Michael Dbrzycki in front of hte Path of the Jedi sign at Disneyland.

The Artist's Way

For Dobrzycki, this high-profile work involves both a collective effort and concentrated attention.

On a regular basis, he will juggle a number of concurrent, deadline-driven creative projects while working in what he describes as an “intensely collaborative environment.”

Beginning with a very general idea, with a lot of group input, the work eventually begins to take shape and narrow in scope.

“I prefer to really focus on an individual design element without interruption or distraction,” he explained. “As difficult as it is to do so in today’s work environment, I really try not to multitask when finishing my production artwork. I am rarely satisfied with the end result if I have not given it my full attention.”

He adds, “I really enjoy the fact that I get to work with some of the most accomplished and talented designers in their fields, on projects that are incredibly meaningful to people all around the world. I also find it both humbling and satisfying to think that millions of people get to experience our work every year.”

Michael Dobrzycki stands in front of the Autopia sign at Disneyland.

How It All Started

“I think that if I had to describe my career course in a word, a good one would be organic,” said Dobrzycki, who joined the Disney Company as a regular cast member at Disneyland park while still in college.

“I have always been willing to take on new duties and responsibilities as they present themselves, allowing (not forcing) my role to grow within the company. Often, these new roles required very different skill sets and might have different, sometimes competing definitions for success. I think that working in this way helps me to be a better and more understanding team player,” he added.

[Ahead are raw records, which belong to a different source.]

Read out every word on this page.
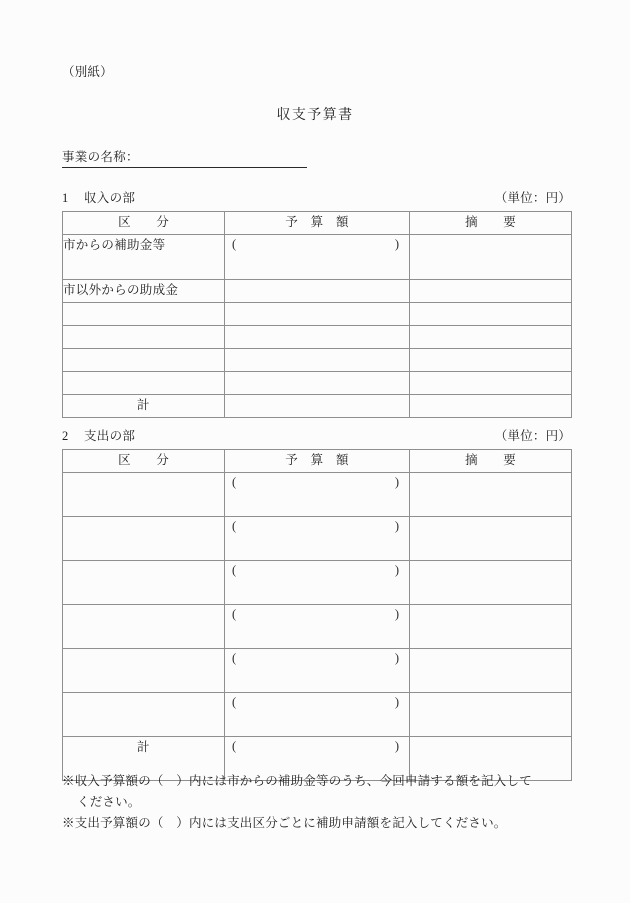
（別紙）
収支予算書
事業の名称：
1 収入の部	（単位：円）
区　　分	予　算　額	摘　　要
市からの補助金等	( )	

市以外からの助成金		

計		
2 支出の部	（単位：円）
区　　分	予　算　額	摘　　要

	( )	

	( )	

	( )	

	( )	

	( )	

	( )	

計	( )	

※収入予算額の（　）内には市からの補助金等のうち、今回申請する額を記入して
ください。
※支出予算額の（　）内には支出区分ごとに補助申請額を記入してください。
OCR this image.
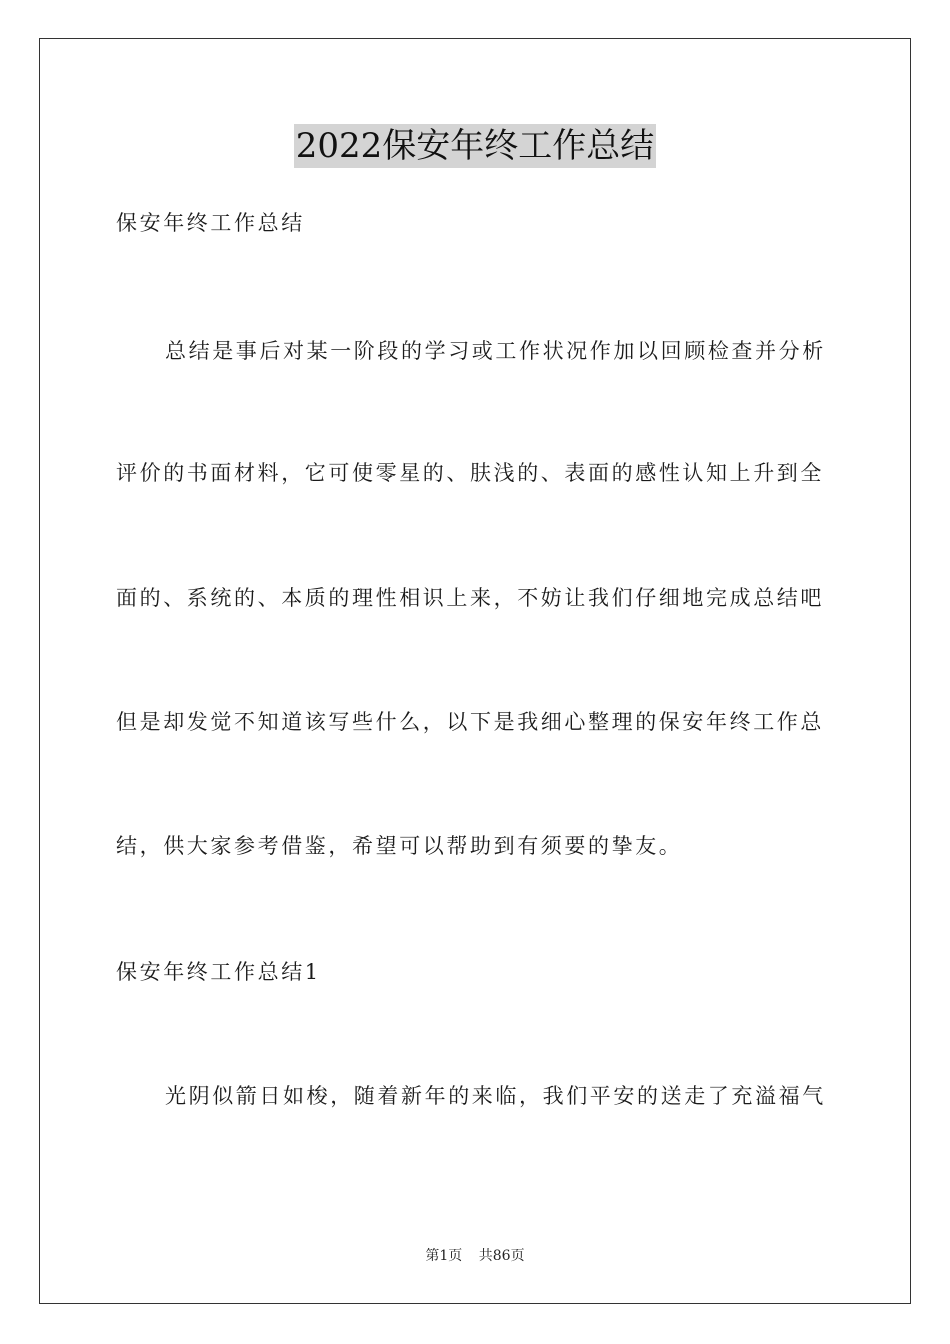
2022保安年终工作总结
保安年终工作总结
总结是事后对某一阶段的学习或工作状况作加以回顾检查并分析
评价的书面材料，它可使零星的、肤浅的、表面的感性认知上升到全
面的、系统的、本质的理性相识上来，不妨让我们仔细地完成总结吧
但是却发觉不知道该写些什么，以下是我细心整理的保安年终工作总
结，供大家参考借鉴，希望可以帮助到有须要的挚友。
保安年终工作总结1
光阴似箭日如梭，随着新年的来临，我们平安的送走了充溢福气
第1页 共86页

At Whittier, Dobrzycki majored in art and history. According to him, it was the strong connections he formed with professors at the College that allowed him to develop his academic and artistic strengths.

“I will always be indebted to art professor Kim Russo for being infinitely patient with me as I was trying to figure out what I wanted to express in my drawings and paintings,” he said. “And I still consider the lessons that Professor David Sloan taught me about conscientious fabrication and the selection of materials for dimensional design on an almost daily basis.”

Moreover, he believes it was at Whittier where he gained the confidence to make a career in the visual arts.

“My undergraduate experience was a period of great joy and personal growth for me,” said Dobrzycki. “I am convinced that the interdisciplinary curriculum and focus on making connections between broad topics makes me a better problem-solving designer today.”

In addition to his work as a graphic designer, Dobrzycki has taught at the college level and is an accomplished painter, carpenter, puppet maker, and sketch artist whose work has been featured in more than a dozen children’s books and small press publications over the last few years.

Editor's Note: Since the time of this interview, Michael Dobrzycki has been promoted to Art Director at Walt Disney Imagineering – Anaheim.